United States car maker Chrysler is to enter a government-backed bankruptcy and a partnership with Italy's Fiat.
The ailing company will get a total of $US10.4 billion in funding from the US and Canada to support the move.
US President Barack Obama says the Fiat alliance and bankruptcy reorganisation "will save more than 30,000 jobs in Chrysler and tens of thousands of jobs to suppliers, dealers, and other businesses".
Senior US officials said the company, founded in 1919 by Walter Chrysler, was forced to file for protection under Chapter 11 of the bankruptcy code after creditors baulked at a deal to reduce $US6.9 billion in debt.
A senior official said the government would provide up to $US8 billion in bankruptcy financing and exit financing.
The US Treasury would hold 8% of the equity of the new Chrysler under the plan and have a right to select four independent directors, but "will not play a role in the governance or management of the company", a White House statement said.
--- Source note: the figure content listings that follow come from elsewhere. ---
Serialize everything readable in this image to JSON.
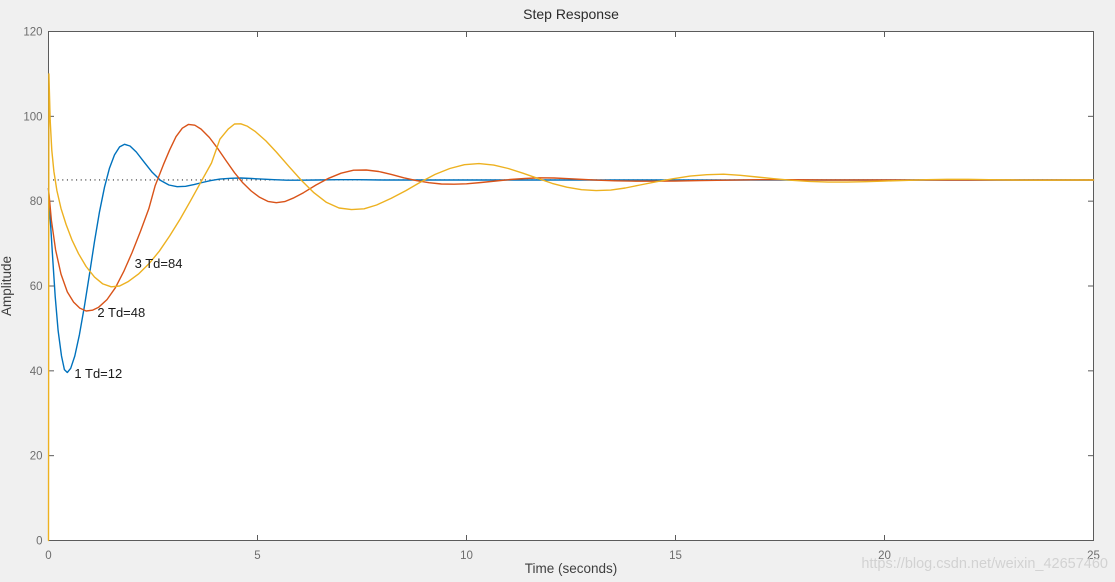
{
  "figure": {
    "background": "#f0f0f0",
    "plot_background": "#ffffff",
    "axis_color": "#5b5b5b",
    "tick_label_color": "#6d6d6d",
    "label_color": "#3f3f3f"
  },
  "watermark": {
    "text": "https://blog.csdn.net/weixin_42657460",
    "color": "#cdcdcd"
  },
  "chart_data": {
    "type": "line",
    "title": "Step Response",
    "xlabel": "Time (seconds)",
    "ylabel": "Amplitude",
    "xlim": [
      0,
      25
    ],
    "ylim": [
      0,
      120
    ],
    "x_ticks": [
      0,
      5,
      10,
      15,
      20,
      25
    ],
    "y_ticks": [
      0,
      20,
      40,
      60,
      80,
      100,
      120
    ],
    "grid": false,
    "legend_position": "none",
    "steady_state": {
      "value": 85,
      "style": "dotted",
      "color": "#1a1a1a"
    },
    "annotations": [
      {
        "label": "1 Td=12",
        "t": 0.62,
        "v": 39.4
      },
      {
        "label": "2 Td=48",
        "t": 1.17,
        "v": 53.8
      },
      {
        "label": "3 Td=84",
        "t": 2.06,
        "v": 65.3
      }
    ],
    "series": [
      {
        "name": "1 Td=12",
        "color": "#0072BD",
        "points": [
          [
            0,
            83
          ],
          [
            0.04,
            76
          ],
          [
            0.1,
            66.5
          ],
          [
            0.16,
            57.5
          ],
          [
            0.23,
            49.5
          ],
          [
            0.31,
            43.5
          ],
          [
            0.38,
            40.3
          ],
          [
            0.45,
            39.6
          ],
          [
            0.53,
            40.6
          ],
          [
            0.63,
            43.5
          ],
          [
            0.74,
            48.5
          ],
          [
            0.86,
            55.2
          ],
          [
            0.98,
            62.8
          ],
          [
            1.1,
            70.5
          ],
          [
            1.22,
            77.5
          ],
          [
            1.34,
            83.3
          ],
          [
            1.46,
            87.8
          ],
          [
            1.58,
            90.9
          ],
          [
            1.7,
            92.8
          ],
          [
            1.82,
            93.4
          ],
          [
            1.95,
            93.0
          ],
          [
            2.1,
            91.6
          ],
          [
            2.28,
            89.3
          ],
          [
            2.48,
            86.8
          ],
          [
            2.68,
            84.9
          ],
          [
            2.88,
            83.8
          ],
          [
            3.08,
            83.4
          ],
          [
            3.28,
            83.5
          ],
          [
            3.48,
            83.9
          ],
          [
            3.68,
            84.4
          ],
          [
            3.88,
            84.85
          ],
          [
            4.1,
            85.2
          ],
          [
            4.35,
            85.4
          ],
          [
            4.6,
            85.45
          ],
          [
            4.85,
            85.35
          ],
          [
            5.1,
            85.2
          ],
          [
            5.4,
            85.05
          ],
          [
            5.7,
            84.95
          ],
          [
            6.0,
            84.95
          ],
          [
            6.4,
            85.0
          ],
          [
            6.9,
            85.05
          ],
          [
            7.4,
            85.05
          ],
          [
            8.0,
            85.0
          ],
          [
            9.0,
            85.0
          ],
          [
            10,
            85
          ],
          [
            12,
            85
          ],
          [
            14,
            85
          ],
          [
            17,
            85
          ],
          [
            20,
            85
          ],
          [
            25,
            85
          ]
        ]
      },
      {
        "name": "2 Td=48",
        "color": "#D95319",
        "points": [
          [
            0,
            83
          ],
          [
            0.07,
            75.5
          ],
          [
            0.17,
            68.5
          ],
          [
            0.3,
            62.8
          ],
          [
            0.45,
            58.6
          ],
          [
            0.6,
            56.2
          ],
          [
            0.75,
            54.8
          ],
          [
            0.9,
            54.1
          ],
          [
            1.05,
            54.3
          ],
          [
            1.2,
            55.0
          ],
          [
            1.4,
            56.8
          ],
          [
            1.6,
            59.6
          ],
          [
            1.8,
            63.4
          ],
          [
            2.0,
            67.9
          ],
          [
            2.2,
            72.9
          ],
          [
            2.4,
            78.2
          ],
          [
            2.55,
            83.6
          ],
          [
            2.75,
            88.6
          ],
          [
            2.9,
            92.1
          ],
          [
            3.05,
            95.2
          ],
          [
            3.2,
            97.2
          ],
          [
            3.35,
            98.1
          ],
          [
            3.5,
            97.9
          ],
          [
            3.65,
            97.0
          ],
          [
            3.85,
            95.0
          ],
          [
            4.05,
            92.4
          ],
          [
            4.25,
            89.5
          ],
          [
            4.45,
            86.7
          ],
          [
            4.65,
            84.3
          ],
          [
            4.85,
            82.4
          ],
          [
            5.05,
            80.9
          ],
          [
            5.25,
            79.95
          ],
          [
            5.45,
            79.65
          ],
          [
            5.65,
            79.9
          ],
          [
            5.85,
            80.7
          ],
          [
            6.1,
            82.0
          ],
          [
            6.4,
            83.8
          ],
          [
            6.7,
            85.4
          ],
          [
            7.0,
            86.6
          ],
          [
            7.3,
            87.3
          ],
          [
            7.6,
            87.35
          ],
          [
            7.9,
            87.0
          ],
          [
            8.2,
            86.3
          ],
          [
            8.5,
            85.5
          ],
          [
            8.8,
            84.85
          ],
          [
            9.1,
            84.35
          ],
          [
            9.4,
            84.05
          ],
          [
            9.7,
            84.0
          ],
          [
            10.0,
            84.1
          ],
          [
            10.35,
            84.4
          ],
          [
            10.7,
            84.75
          ],
          [
            11.05,
            85.1
          ],
          [
            11.4,
            85.35
          ],
          [
            11.75,
            85.5
          ],
          [
            12.1,
            85.45
          ],
          [
            12.45,
            85.3
          ],
          [
            12.8,
            85.1
          ],
          [
            13.15,
            84.95
          ],
          [
            13.55,
            84.8
          ],
          [
            13.95,
            84.72
          ],
          [
            14.45,
            84.7
          ],
          [
            15.0,
            84.75
          ],
          [
            15.6,
            84.85
          ],
          [
            16.2,
            84.95
          ],
          [
            17.0,
            85.05
          ],
          [
            17.8,
            85.05
          ],
          [
            18.6,
            85.0
          ],
          [
            19.6,
            85.0
          ],
          [
            21,
            85
          ],
          [
            23,
            85
          ],
          [
            25,
            85
          ]
        ]
      },
      {
        "name": "3 Td=84",
        "color": "#EDB120",
        "points": [
          [
            0,
            0
          ],
          [
            0.01,
            110
          ],
          [
            0.04,
            99
          ],
          [
            0.08,
            92
          ],
          [
            0.13,
            87
          ],
          [
            0.2,
            82.5
          ],
          [
            0.3,
            78.3
          ],
          [
            0.42,
            74.5
          ],
          [
            0.56,
            70.9
          ],
          [
            0.72,
            67.6
          ],
          [
            0.9,
            64.6
          ],
          [
            1.1,
            62.1
          ],
          [
            1.3,
            60.5
          ],
          [
            1.5,
            59.8
          ],
          [
            1.7,
            60.0
          ],
          [
            1.9,
            61.0
          ],
          [
            2.15,
            62.8
          ],
          [
            2.4,
            65.2
          ],
          [
            2.65,
            68.2
          ],
          [
            2.9,
            71.8
          ],
          [
            3.15,
            75.8
          ],
          [
            3.4,
            80.1
          ],
          [
            3.65,
            84.6
          ],
          [
            3.9,
            89.0
          ],
          [
            4.1,
            94.6
          ],
          [
            4.3,
            97.0
          ],
          [
            4.45,
            98.2
          ],
          [
            4.6,
            98.25
          ],
          [
            4.75,
            97.7
          ],
          [
            4.95,
            96.4
          ],
          [
            5.2,
            94.2
          ],
          [
            5.45,
            91.6
          ],
          [
            5.75,
            88.2
          ],
          [
            6.05,
            84.9
          ],
          [
            6.35,
            82.0
          ],
          [
            6.65,
            79.7
          ],
          [
            6.95,
            78.4
          ],
          [
            7.25,
            78.0
          ],
          [
            7.55,
            78.2
          ],
          [
            7.85,
            79.1
          ],
          [
            8.2,
            80.7
          ],
          [
            8.55,
            82.5
          ],
          [
            8.9,
            84.5
          ],
          [
            9.25,
            86.3
          ],
          [
            9.6,
            87.7
          ],
          [
            9.95,
            88.6
          ],
          [
            10.3,
            88.85
          ],
          [
            10.65,
            88.5
          ],
          [
            11.0,
            87.7
          ],
          [
            11.35,
            86.6
          ],
          [
            11.7,
            85.4
          ],
          [
            12.05,
            84.2
          ],
          [
            12.4,
            83.3
          ],
          [
            12.75,
            82.7
          ],
          [
            13.1,
            82.5
          ],
          [
            13.45,
            82.6
          ],
          [
            13.8,
            83.1
          ],
          [
            14.15,
            83.8
          ],
          [
            14.55,
            84.6
          ],
          [
            14.95,
            85.3
          ],
          [
            15.35,
            85.9
          ],
          [
            15.75,
            86.25
          ],
          [
            16.15,
            86.35
          ],
          [
            16.55,
            86.1
          ],
          [
            16.95,
            85.7
          ],
          [
            17.35,
            85.3
          ],
          [
            17.75,
            84.95
          ],
          [
            18.2,
            84.65
          ],
          [
            18.65,
            84.5
          ],
          [
            19.1,
            84.5
          ],
          [
            19.55,
            84.6
          ],
          [
            20.0,
            84.75
          ],
          [
            20.5,
            84.9
          ],
          [
            21.0,
            85.05
          ],
          [
            21.5,
            85.15
          ],
          [
            22.0,
            85.15
          ],
          [
            22.5,
            85.05
          ],
          [
            23.1,
            85.0
          ],
          [
            23.8,
            84.95
          ],
          [
            24.5,
            85.0
          ],
          [
            25,
            85
          ]
        ]
      }
    ]
  }
}
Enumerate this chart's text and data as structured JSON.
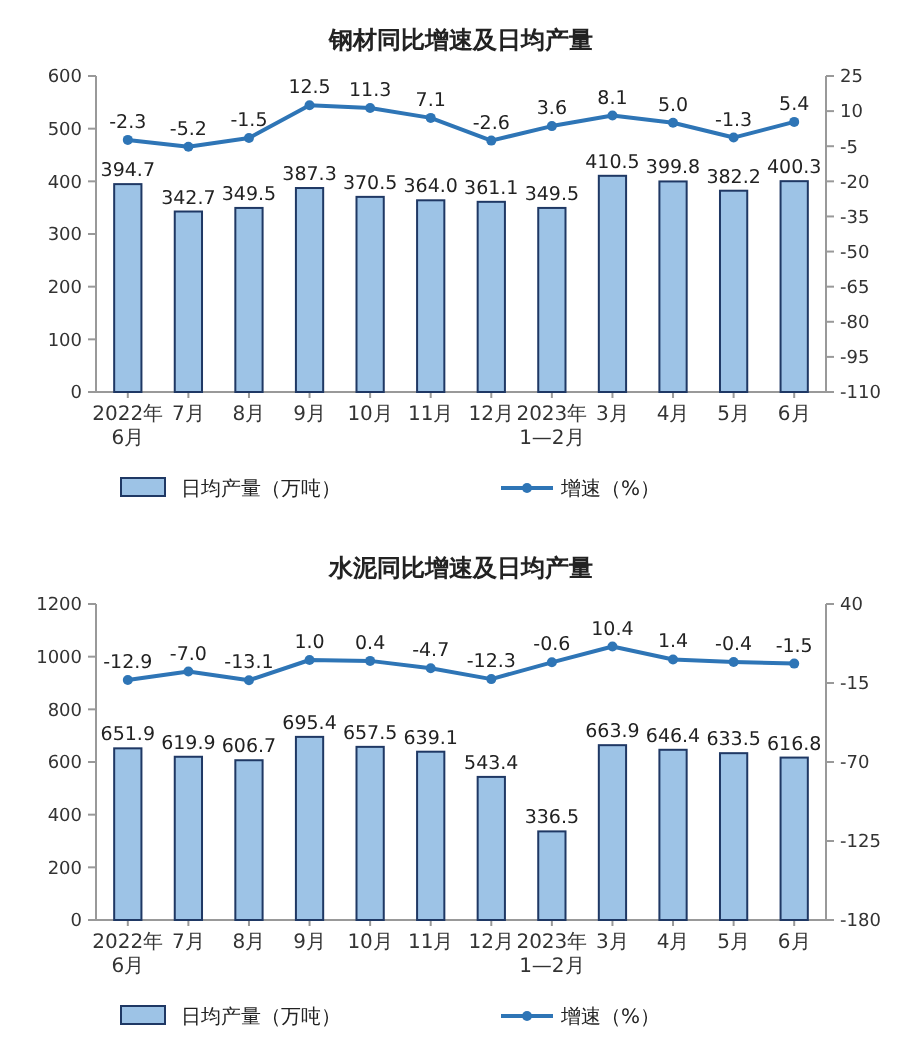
{
  "chart_data": [
    {
      "type": "bar",
      "title": "钢材同比增速及日均产量",
      "categories": [
        "2022年\n6月",
        "7月",
        "8月",
        "9月",
        "10月",
        "11月",
        "12月",
        "2023年\n1—2月",
        "3月",
        "4月",
        "5月",
        "6月"
      ],
      "series": [
        {
          "name": "日均产量（万吨）",
          "color": "#9dc3e6",
          "values": [
            394.7,
            342.7,
            349.5,
            387.3,
            370.5,
            364.0,
            361.1,
            349.5,
            410.5,
            399.8,
            382.2,
            400.3
          ],
          "value_labels": [
            "394.7",
            "342.7",
            "349.5",
            "387.3",
            "370.5",
            "364.0",
            "361.1",
            "349.5",
            "410.5",
            "399.8",
            "382.2",
            "400.3"
          ]
        },
        {
          "name": "增速（%）",
          "type": "line",
          "axis": "y2",
          "color": "#2e75b6",
          "values": [
            -2.3,
            -5.2,
            -1.5,
            12.5,
            11.3,
            7.1,
            -2.6,
            3.6,
            8.1,
            5.0,
            -1.3,
            5.4
          ],
          "value_labels": [
            "-2.3",
            "-5.2",
            "-1.5",
            "12.5",
            "11.3",
            "7.1",
            "-2.6",
            "3.6",
            "8.1",
            "5.0",
            "-1.3",
            "5.4"
          ]
        }
      ],
      "ylim": [
        0,
        600
      ],
      "yticks": [
        0,
        100,
        200,
        300,
        400,
        500,
        600
      ],
      "y2lim": [
        -110,
        25
      ],
      "y2ticks": [
        -110,
        -95,
        -80,
        -65,
        -50,
        -35,
        -20,
        -5,
        10,
        25
      ],
      "legend": "bottom",
      "marker": "circle"
    },
    {
      "type": "bar",
      "title": "水泥同比增速及日均产量",
      "categories": [
        "2022年\n6月",
        "7月",
        "8月",
        "9月",
        "10月",
        "11月",
        "12月",
        "2023年\n1—2月",
        "3月",
        "4月",
        "5月",
        "6月"
      ],
      "series": [
        {
          "name": "日均产量（万吨）",
          "color": "#9dc3e6",
          "values": [
            651.9,
            619.9,
            606.7,
            695.4,
            657.5,
            639.1,
            543.4,
            336.5,
            663.9,
            646.4,
            633.5,
            616.8
          ],
          "value_labels": [
            "651.9",
            "619.9",
            "606.7",
            "695.4",
            "657.5",
            "639.1",
            "543.4",
            "336.5",
            "663.9",
            "646.4",
            "633.5",
            "616.8"
          ]
        },
        {
          "name": "增速（%）",
          "type": "line",
          "axis": "y2",
          "color": "#2e75b6",
          "values": [
            -12.9,
            -7.0,
            -13.1,
            1.0,
            0.4,
            -4.7,
            -12.3,
            -0.6,
            10.4,
            1.4,
            -0.4,
            -1.5
          ],
          "value_labels": [
            "-12.9",
            "-7.0",
            "-13.1",
            "1.0",
            "0.4",
            "-4.7",
            "-12.3",
            "-0.6",
            "10.4",
            "1.4",
            "-0.4",
            "-1.5"
          ]
        }
      ],
      "ylim": [
        0,
        1200
      ],
      "yticks": [
        0,
        200,
        400,
        600,
        800,
        1000,
        1200
      ],
      "y2lim": [
        -180,
        40
      ],
      "y2ticks": [
        -180,
        -125,
        -70,
        -15,
        40
      ],
      "legend": "bottom",
      "marker": "circle"
    }
  ]
}
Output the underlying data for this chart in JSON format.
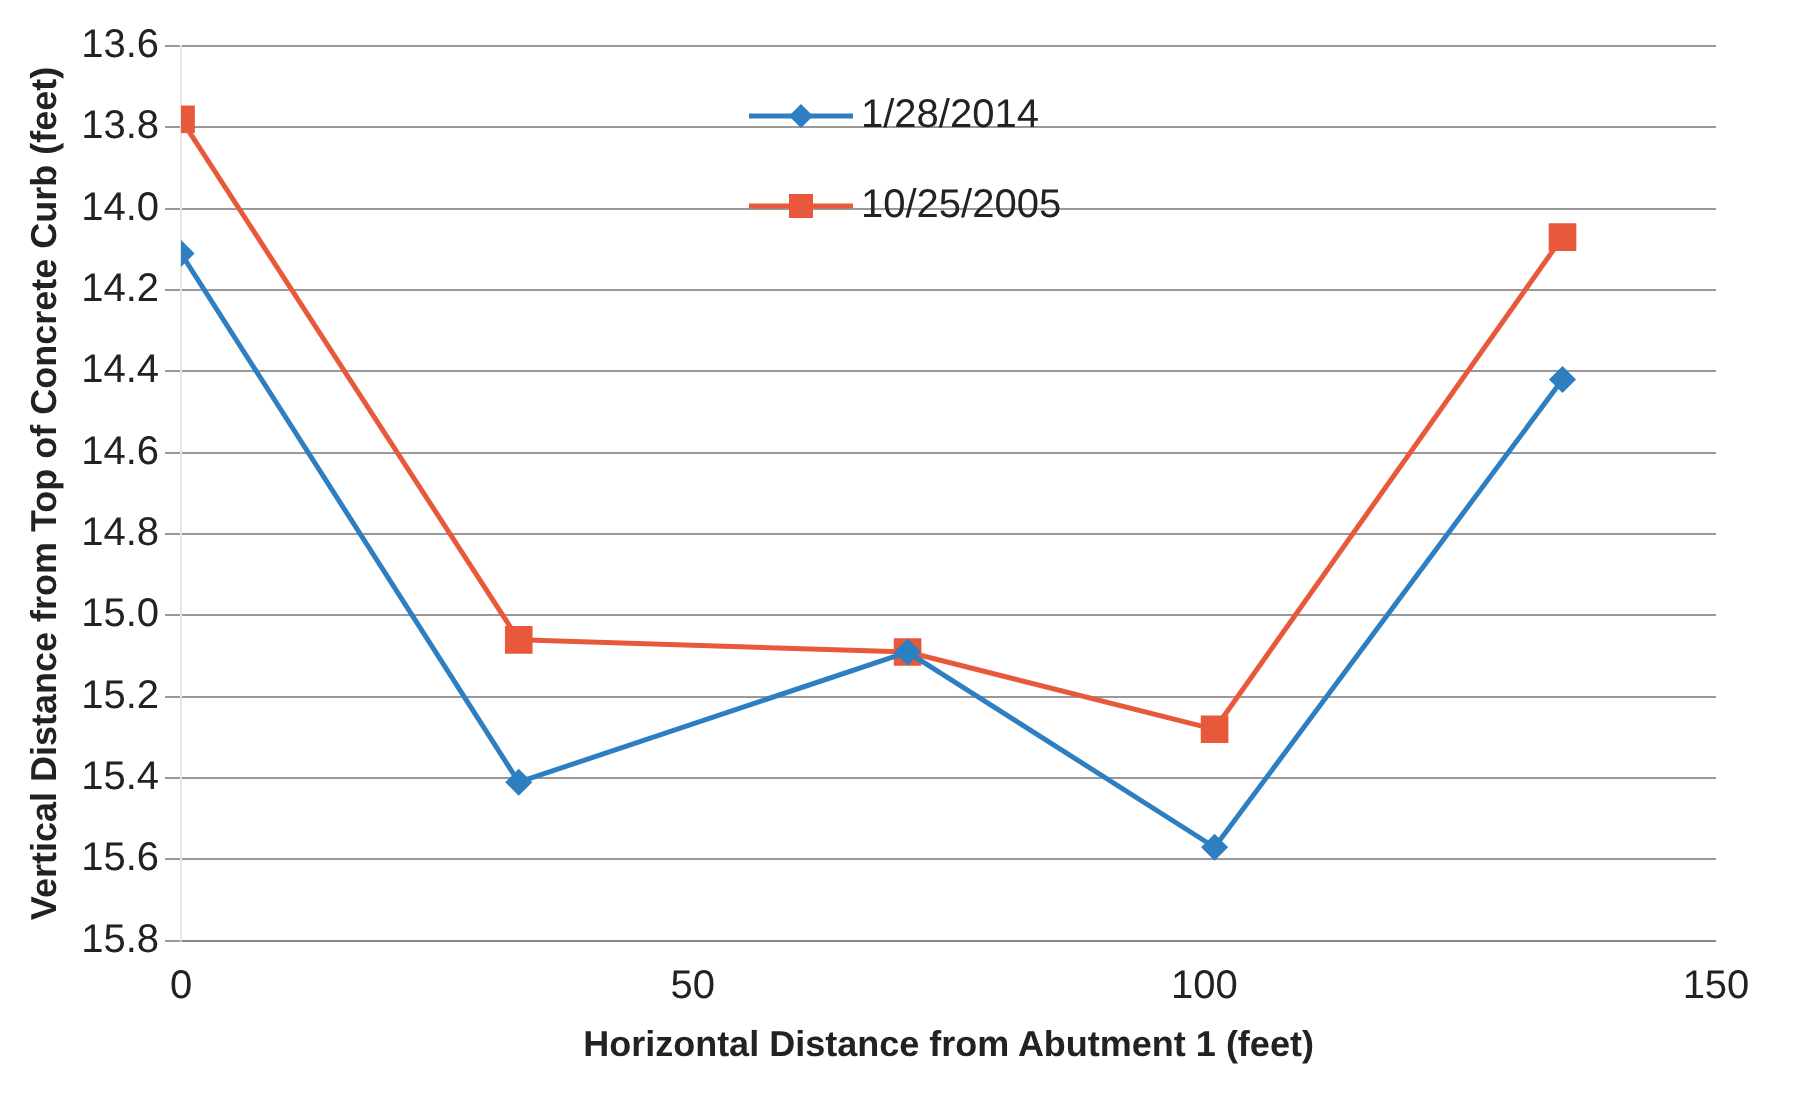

Chrysler employed 54,000 people around the world at the end of 2008.
The deal between Chrysler and Fiat deal creates the sixth-biggest vehicle maker in the world.
Fiat is to invest in technology to help Chrysler build more fuel-efficient cars in US factories.
It has right to choose three Chrysler directors and can earn up to 15% in additional equity for meeting targets such as producing a vehicle from a US factory that performs at 40 miles per gallon (5.88 litres per 100 kilometres).